I'm rounding up my Sri Lankan New Year celebration with a sweet treat called Milk Toffee. This is one of my mother's favorite sweets. After eating some of the spicier dishes Sri Lankans love to eat, it's nice to finish off with something very sweet to calm those fires in your mouth.
2 1/2 cups white sugar
1/4 cup water
1 can Borden's Condensed milk (or Milk Maid brand)
1/3 cup chopped raw cashews
1 tsp vanilla
small pinch of salt
In a heavy bottom pan heat sugar and water on medium high heat and bring to a rapid bubble for several minutes. Stir with a wooden spoon. Careful not to burn sugar.

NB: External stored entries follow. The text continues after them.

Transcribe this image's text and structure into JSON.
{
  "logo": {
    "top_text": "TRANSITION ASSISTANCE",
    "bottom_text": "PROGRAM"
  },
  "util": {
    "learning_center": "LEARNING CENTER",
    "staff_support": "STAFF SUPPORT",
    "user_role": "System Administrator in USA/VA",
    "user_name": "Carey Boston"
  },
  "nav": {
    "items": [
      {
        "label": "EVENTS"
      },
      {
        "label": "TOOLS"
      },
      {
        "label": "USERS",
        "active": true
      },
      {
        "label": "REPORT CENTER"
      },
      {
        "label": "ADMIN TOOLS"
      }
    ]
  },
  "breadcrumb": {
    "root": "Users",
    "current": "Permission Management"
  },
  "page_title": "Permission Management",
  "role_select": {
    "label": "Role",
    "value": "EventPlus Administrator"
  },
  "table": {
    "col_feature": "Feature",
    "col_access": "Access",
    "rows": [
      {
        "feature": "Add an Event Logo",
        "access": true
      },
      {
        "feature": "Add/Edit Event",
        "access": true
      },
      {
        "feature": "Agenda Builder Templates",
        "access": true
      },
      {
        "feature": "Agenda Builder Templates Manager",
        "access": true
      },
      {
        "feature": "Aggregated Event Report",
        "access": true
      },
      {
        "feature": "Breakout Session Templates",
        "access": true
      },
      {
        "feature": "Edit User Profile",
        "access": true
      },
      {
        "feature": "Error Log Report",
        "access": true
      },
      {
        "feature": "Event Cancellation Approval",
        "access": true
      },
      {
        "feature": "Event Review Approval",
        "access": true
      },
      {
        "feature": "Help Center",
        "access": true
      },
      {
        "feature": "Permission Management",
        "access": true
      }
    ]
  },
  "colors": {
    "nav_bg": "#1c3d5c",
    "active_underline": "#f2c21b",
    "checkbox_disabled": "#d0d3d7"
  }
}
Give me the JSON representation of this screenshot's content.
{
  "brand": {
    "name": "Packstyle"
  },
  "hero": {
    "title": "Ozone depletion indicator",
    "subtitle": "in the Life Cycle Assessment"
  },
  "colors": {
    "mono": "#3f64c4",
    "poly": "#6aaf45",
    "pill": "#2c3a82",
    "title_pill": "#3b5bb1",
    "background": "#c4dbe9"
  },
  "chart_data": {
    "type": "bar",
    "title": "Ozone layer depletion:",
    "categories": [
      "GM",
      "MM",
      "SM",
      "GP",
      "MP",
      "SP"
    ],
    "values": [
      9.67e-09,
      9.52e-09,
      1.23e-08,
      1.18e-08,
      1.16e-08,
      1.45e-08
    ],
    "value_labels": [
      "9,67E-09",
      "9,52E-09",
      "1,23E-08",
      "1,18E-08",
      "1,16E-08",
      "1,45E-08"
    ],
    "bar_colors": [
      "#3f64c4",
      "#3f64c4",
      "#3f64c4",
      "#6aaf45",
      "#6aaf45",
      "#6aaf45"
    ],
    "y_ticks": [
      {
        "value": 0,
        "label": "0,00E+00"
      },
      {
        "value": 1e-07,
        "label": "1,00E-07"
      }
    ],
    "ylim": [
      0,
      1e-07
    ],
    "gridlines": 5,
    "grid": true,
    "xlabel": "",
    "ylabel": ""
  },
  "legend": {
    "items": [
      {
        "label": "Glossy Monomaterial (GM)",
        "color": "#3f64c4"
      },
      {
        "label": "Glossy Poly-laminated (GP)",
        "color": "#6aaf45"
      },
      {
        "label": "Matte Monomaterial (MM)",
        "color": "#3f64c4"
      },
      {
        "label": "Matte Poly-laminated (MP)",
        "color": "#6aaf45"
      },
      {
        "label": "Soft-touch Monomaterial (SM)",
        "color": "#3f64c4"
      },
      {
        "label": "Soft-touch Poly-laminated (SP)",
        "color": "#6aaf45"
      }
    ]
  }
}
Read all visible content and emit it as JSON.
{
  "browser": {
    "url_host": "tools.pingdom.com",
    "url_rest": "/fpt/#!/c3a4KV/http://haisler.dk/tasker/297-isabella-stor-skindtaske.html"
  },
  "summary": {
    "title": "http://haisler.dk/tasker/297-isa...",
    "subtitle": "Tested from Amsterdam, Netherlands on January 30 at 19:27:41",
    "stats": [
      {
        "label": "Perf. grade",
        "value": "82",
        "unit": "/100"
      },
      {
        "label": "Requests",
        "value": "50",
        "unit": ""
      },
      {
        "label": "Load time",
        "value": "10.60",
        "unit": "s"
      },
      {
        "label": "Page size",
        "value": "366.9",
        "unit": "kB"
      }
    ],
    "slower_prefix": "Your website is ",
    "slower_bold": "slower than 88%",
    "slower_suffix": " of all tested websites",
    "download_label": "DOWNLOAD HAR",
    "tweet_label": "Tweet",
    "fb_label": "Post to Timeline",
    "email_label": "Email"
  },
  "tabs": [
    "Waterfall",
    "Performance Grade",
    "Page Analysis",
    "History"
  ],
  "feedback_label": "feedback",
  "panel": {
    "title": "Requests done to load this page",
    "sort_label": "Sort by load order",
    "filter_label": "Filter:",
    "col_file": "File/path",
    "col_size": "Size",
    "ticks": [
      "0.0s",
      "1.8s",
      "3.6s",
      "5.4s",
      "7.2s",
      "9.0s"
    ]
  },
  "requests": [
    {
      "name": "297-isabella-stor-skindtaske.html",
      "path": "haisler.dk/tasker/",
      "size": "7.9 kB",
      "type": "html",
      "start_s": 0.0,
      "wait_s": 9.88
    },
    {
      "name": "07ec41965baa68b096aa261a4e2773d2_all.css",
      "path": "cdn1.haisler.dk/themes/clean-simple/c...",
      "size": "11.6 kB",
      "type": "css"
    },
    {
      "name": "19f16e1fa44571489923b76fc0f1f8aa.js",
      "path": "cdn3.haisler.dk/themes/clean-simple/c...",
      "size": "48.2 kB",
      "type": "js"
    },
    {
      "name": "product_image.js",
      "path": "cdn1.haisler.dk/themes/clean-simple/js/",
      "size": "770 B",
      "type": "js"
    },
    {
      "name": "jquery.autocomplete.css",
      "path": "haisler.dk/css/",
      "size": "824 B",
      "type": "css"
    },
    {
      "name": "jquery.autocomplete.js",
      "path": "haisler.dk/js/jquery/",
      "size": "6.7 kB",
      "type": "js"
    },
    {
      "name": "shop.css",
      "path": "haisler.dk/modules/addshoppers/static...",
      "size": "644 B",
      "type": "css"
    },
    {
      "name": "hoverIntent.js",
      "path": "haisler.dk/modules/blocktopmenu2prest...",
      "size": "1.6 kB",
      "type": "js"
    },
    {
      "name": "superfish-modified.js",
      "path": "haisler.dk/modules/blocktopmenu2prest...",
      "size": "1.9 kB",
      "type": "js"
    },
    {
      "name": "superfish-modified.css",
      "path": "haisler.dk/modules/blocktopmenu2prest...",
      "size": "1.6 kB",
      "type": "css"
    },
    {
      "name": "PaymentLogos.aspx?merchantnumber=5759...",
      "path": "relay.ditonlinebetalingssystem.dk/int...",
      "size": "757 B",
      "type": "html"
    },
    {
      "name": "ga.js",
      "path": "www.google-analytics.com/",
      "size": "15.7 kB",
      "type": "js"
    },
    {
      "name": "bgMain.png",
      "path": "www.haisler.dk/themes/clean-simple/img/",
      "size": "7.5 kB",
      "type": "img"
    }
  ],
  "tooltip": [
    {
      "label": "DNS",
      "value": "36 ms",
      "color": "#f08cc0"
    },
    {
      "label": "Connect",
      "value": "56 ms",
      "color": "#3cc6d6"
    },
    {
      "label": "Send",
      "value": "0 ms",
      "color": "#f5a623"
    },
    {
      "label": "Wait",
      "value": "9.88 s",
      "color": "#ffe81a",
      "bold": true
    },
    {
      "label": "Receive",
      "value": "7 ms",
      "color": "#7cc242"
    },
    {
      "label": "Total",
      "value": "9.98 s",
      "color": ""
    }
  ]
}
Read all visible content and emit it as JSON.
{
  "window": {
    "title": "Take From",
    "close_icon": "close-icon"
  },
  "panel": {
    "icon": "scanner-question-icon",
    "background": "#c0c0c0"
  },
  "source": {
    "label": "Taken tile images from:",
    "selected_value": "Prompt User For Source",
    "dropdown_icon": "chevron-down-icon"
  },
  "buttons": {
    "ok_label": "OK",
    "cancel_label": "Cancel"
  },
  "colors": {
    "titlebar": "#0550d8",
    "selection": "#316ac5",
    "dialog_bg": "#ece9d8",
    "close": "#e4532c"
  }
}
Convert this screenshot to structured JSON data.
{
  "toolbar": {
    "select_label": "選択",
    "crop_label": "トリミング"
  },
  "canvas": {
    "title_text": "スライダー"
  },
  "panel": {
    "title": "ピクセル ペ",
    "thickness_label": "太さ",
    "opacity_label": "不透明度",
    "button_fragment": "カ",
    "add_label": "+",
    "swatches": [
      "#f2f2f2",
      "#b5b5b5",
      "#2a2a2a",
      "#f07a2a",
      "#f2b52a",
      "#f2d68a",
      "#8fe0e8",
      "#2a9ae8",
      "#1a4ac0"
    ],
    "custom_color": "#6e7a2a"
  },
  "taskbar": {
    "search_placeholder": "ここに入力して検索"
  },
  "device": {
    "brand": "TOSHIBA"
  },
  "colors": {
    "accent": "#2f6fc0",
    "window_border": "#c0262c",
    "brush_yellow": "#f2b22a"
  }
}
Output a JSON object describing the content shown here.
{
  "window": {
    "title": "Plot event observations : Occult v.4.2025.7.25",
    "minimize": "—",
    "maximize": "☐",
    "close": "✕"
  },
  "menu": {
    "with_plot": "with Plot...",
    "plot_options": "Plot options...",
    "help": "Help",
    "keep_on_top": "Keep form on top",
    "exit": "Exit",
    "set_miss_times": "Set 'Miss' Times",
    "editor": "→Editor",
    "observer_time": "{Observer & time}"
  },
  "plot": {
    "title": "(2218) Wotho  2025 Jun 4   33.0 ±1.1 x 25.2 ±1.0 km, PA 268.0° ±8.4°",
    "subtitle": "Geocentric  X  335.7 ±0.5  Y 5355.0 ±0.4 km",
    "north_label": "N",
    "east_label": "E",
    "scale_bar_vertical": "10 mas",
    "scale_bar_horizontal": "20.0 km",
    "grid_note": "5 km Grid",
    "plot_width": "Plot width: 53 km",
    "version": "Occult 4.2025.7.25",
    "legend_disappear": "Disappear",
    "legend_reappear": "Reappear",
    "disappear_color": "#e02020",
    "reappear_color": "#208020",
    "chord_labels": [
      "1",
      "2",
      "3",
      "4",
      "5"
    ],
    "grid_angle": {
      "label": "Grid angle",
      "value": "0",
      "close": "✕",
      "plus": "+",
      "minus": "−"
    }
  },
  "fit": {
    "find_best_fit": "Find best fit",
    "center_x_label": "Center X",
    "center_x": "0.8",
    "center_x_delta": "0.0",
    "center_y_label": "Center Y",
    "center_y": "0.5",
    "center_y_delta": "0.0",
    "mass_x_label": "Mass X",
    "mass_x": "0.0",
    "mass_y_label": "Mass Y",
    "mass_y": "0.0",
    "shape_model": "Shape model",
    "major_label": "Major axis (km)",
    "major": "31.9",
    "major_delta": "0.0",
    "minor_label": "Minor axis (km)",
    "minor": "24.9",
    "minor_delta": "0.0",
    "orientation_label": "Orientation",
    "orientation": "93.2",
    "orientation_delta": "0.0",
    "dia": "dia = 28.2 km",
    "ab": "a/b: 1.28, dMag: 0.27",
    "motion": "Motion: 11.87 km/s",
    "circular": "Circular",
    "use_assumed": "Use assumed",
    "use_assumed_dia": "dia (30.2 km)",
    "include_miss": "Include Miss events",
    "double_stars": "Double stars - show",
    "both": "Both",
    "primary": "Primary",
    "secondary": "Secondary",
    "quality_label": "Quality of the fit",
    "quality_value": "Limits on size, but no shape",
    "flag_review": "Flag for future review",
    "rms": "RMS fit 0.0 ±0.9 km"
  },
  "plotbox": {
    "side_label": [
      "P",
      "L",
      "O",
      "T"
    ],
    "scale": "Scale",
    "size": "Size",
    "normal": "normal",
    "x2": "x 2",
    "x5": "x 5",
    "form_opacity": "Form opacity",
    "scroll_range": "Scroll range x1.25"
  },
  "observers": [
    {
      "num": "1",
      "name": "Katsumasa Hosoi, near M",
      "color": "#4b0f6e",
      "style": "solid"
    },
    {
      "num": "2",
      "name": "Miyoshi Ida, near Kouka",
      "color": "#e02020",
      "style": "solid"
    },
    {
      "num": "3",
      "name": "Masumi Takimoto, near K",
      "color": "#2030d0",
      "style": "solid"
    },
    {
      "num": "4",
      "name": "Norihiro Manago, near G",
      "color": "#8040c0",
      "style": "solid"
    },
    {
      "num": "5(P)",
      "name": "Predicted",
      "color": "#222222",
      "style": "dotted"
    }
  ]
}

Next add the can of condensed milk, vanilla and pinch of salt. Continue to stir with a wooden spoon for about 20 minutes. Once the sugar mixture thickens, becomes darker in color and starts to pull away from the sides of the pan as you stir you can add the cashews. My mother also says that you should be able to hold a strand of the sugar mixture from the spoon to the pan and it should not be dripping, then it's done. Another method is to have a bowl of ice water and place a drop of the mixture into the cold water. It should harden up quickly. All ways to see if your toffee is done.
Then line a baking sheet with parchment paper and butter it. Pour the toffee mixture into the pan and allow to cool for 20-30 minutes. Once set, cut into squares. Allow to fully cool and store in an airtight container. Enjoy.